Rasterize: How to create multiband raster from vector attributes using python

Raster and vector data are the two primary types of geospatial data. While rasters store data as gridded values that are rendered as pixels on a map, vector data stores assigned attributes of specific features represented as points, lines and polygons. In geospatial data processing workflows, converting between these two data types is a common practice for several reasons. This can either be just for the purpose of visualizing the data or for incorporation into analysis schemes among others.

This blog post focuses on the conversion of vector to raster data (a.k.a rasterizing), particularly the challenge of creating a multiband raster from multiple vector attributes, and introduces a python-based approach for overcoming this bottleneck.

In simple terms, rasterizing vector data simply means burning the data stored in a given vector attribute into an empty raster layer of defined extent and pixel size. But what is the deal with creating multiband raster from multiple vector attributes?... Well, as at now, the implementation of the rasterize function in conventional GIS softwares (e.g. QGIS and ArcGIS) only outputs a single band raster at a time. This means that the process allows burning one vector attribute into a corresponding single band raster. At best, one can use batch processing or use model builder in case they are interested in burning multiple attributes into multiple single band rasters and then merging them into a multiband raster. But what if there are 100s or more attributes? That will be laborious and inefficient. This is where the power of python scripting comes in. In this example I draw from a case of converting the output from image segmentation (polygons with 92 feature attributes) into a multiband raster for further classification.
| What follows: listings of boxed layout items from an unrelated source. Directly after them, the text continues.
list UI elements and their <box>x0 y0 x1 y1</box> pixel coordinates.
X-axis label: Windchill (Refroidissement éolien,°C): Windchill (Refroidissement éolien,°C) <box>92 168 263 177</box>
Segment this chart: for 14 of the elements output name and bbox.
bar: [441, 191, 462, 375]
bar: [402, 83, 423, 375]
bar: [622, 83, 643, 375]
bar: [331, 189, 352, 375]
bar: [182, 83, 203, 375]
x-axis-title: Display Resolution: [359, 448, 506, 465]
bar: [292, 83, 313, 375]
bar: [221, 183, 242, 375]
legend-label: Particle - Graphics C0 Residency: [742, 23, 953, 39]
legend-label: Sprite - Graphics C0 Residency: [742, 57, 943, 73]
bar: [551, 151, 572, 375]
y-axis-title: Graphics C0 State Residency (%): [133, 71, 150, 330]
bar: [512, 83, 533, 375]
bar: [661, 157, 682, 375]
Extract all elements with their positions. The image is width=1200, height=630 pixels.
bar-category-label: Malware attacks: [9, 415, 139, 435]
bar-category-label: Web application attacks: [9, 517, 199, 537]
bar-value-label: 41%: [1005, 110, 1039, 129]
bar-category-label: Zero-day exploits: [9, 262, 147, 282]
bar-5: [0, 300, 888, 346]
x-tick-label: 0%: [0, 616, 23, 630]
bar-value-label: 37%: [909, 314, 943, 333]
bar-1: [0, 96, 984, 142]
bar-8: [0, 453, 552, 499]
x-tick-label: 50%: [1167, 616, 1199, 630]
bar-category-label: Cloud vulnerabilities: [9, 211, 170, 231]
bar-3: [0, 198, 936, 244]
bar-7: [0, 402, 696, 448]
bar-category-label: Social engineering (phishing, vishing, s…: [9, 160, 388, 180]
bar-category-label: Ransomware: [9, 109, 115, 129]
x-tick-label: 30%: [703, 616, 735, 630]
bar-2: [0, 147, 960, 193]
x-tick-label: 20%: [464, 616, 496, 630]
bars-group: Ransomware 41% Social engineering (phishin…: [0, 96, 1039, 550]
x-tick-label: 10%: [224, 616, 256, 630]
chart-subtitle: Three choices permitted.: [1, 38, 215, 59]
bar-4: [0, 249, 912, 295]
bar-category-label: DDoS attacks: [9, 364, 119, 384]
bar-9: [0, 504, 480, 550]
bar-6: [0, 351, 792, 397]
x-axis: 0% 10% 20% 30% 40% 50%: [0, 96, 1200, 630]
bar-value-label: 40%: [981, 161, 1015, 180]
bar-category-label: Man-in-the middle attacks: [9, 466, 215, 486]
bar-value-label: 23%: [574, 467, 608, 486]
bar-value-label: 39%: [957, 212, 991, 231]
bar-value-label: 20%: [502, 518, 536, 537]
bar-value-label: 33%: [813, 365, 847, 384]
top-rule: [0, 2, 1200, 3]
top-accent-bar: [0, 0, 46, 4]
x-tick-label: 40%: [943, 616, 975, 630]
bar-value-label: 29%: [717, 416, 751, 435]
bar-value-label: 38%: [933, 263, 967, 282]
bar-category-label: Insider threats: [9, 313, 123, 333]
Read on...

First, we need to import the required modules. Here, gdal and numpy are required for handling raster data in its original state (.tif) and when they are rendered as numpy arrays respectively, gdalnumeric is the interface between gdal and numpy, ogr is required for handling vector data and tempfile for temporary file management ( i.e. we will save some files initially as a temporary file).

										
											import gdal 
import gdalnumeric as gdn
import ogr
import numpy as np
import tempfile

Next, we need to create some base fuctions on which the whole process will run. To summarize what we want to achieve: (i) Each vector attribute will be burned into a single band raster. The extent, resolution and projection of each raster will be sourced from a reference image. In this case, the original image used for segmentation; (ii) Each raster will then be converted into a 3-D numpy array (i.e. rows, colums, bands) and subsequently concatenated into a multiband image array; (iii) Lastly, the multiband image array will be converted into .tif raster and then written to file.

										
											def rasterize(ref_raster, shp, attrib_name):

# open reference raster and fetch resolution, projection and extent
raster_ds = gdal.Open(ref_raster)
ncol = raster_ds.RasterXSize
nrow = raster_ds.RasterYSize
proj = raster_ds.GetProjectionRef()
ext = raster_ds.GetGeoTransform()
raster_ds = None

# create empty raster (.tif) as temporary file and set its projection and extent to
# that of the reference raster

temp_out = tempfile.NamedTemporaryFile(suffix='.tif').name
memory_driver = gdal.GetDriverByName('GTiff')
out_raster_ds = memory_driver.Create(temp_out, ncol, nrow, 1, gdal.GDT_Byte)
out_raster_ds.SetProjection(proj)
out_raster_ds.SetGeoTransform(ext)

# open shapefile vector layer to retrieve and burn attribute into the empty raster
mb_v = ogr.Open(shp)
mb_1 = mb_v.GetLayer()
gdal.RasterizeLayer(out_raster_ds, [1], mb_1, options=["ATTRIBUTE="+attrib_name])
return temp_out

The script above is the rasterize function, which takes three arguments. ref_raster is the reference image from which the resulting image extent and projection are extracted; shp is the vector layer (shapefile) to be rasterized and attrib_name is the vector attribute whose data will be burned into the resulting raster.
Next is the image to array function (img_to_array) which takes the resulting raster (input_file) from the rasterize function and converts it into an image array.

										
											def img_to_array(input_file, dim_ordering="channel_last", dtype="float32"):

# open input raster, retrieve bands and convert to image array
file = gdal.Open(input_file)
bands = [file.GetRasterBand(i) for i in range(1, file.RasterCount +1)]
arr = np.array([gdn.BandReadAsArray(band) for band in bands]).astype(dtype)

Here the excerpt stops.